The judge leading London’s pioneering Family Drug and Alcohol Court has voiced concern that lack of money will stop families in care cases getting adequate support to turn their lives around.

Judge Nicholas Crichton (pictured) spoke to the Gazette following the end of a three-month pilot during which parents with alcohol problems were fitted with ankle bracelets to monitor their drinking continuously.

The SCRAMx device was fitted to ‘a number of’ parents involved in care proceedings where alcohol was an issue, to monitor sobriety by detecting alcohol secretions on the skin every 30 minutes.

Crichton said it is ‘early days’ but the device had proved useful. No parents had objected to wearing it and there had been no instances of tampering. ‘It means local authorities can begin to have confidence in allowing parents to have contact with their children and allowing children to go home with parents wearing the bracelet,’ he said.

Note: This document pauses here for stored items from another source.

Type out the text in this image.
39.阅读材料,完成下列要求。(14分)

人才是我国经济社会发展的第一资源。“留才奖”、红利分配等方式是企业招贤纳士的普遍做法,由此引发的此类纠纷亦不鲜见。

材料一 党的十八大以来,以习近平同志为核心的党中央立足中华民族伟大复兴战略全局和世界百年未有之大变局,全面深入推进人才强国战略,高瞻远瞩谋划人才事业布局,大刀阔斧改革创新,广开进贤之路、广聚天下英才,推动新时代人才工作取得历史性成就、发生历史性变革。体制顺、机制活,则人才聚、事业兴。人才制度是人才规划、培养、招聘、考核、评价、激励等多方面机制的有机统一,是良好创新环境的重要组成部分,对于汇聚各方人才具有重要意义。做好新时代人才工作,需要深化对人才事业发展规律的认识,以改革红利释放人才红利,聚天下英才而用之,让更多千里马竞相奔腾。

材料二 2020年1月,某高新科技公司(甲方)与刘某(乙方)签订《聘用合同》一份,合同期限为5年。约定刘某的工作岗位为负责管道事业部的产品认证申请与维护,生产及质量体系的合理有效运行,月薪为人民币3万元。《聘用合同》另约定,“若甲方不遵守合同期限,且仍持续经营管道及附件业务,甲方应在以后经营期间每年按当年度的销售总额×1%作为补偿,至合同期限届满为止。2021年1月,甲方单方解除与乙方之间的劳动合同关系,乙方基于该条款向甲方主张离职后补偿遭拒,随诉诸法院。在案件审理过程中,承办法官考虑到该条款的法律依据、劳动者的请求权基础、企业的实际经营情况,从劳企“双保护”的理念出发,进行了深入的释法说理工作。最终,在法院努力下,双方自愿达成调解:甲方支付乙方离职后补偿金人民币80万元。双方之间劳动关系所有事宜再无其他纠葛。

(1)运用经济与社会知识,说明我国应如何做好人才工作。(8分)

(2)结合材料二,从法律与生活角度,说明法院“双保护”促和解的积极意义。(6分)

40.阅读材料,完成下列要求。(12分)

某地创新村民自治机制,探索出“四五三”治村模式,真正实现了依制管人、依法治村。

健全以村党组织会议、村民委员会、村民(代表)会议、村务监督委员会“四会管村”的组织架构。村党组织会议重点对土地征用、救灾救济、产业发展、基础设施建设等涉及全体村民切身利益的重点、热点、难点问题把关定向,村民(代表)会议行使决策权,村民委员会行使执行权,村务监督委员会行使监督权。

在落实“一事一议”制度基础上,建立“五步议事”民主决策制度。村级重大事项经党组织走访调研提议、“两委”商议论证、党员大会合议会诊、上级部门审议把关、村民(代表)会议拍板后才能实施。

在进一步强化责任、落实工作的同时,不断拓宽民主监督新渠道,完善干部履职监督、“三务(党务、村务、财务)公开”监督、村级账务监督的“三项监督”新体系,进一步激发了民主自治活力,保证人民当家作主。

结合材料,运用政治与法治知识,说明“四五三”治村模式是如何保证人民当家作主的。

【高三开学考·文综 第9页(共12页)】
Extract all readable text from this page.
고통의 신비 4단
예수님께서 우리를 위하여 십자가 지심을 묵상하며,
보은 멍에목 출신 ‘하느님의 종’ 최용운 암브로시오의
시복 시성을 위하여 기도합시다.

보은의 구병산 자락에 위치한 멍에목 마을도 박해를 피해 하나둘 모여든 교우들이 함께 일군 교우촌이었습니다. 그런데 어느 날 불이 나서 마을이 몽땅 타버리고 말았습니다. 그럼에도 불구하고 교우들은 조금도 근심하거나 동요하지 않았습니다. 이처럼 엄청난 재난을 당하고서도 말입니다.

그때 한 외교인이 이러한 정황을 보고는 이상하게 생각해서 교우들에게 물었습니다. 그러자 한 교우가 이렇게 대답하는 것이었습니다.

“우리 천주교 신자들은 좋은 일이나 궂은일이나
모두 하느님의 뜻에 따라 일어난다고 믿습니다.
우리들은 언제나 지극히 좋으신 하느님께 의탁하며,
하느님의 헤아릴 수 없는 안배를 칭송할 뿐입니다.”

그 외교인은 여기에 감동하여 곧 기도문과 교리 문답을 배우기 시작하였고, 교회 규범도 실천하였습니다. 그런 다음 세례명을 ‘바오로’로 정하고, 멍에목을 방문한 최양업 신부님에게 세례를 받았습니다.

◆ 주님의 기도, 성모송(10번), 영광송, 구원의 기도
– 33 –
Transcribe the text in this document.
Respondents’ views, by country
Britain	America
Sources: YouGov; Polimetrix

No decision has been made on the future use of the device, but Crichton said support should be given to measures that help parents with alcohol issues turn around their lives so that they are able to keep their children.

Crichton said he was concerned that in the current economic climate, some might argue the state cannot afford to help make people better parents. But he insisted that such action was a ‘no brainer’.

‘If you can enable a mother to hold on to this child, the risk that she will go on having one child a year in the hope that she’ll be able to keep one will reduce, cutting the financial burden on the state overall,’ he said.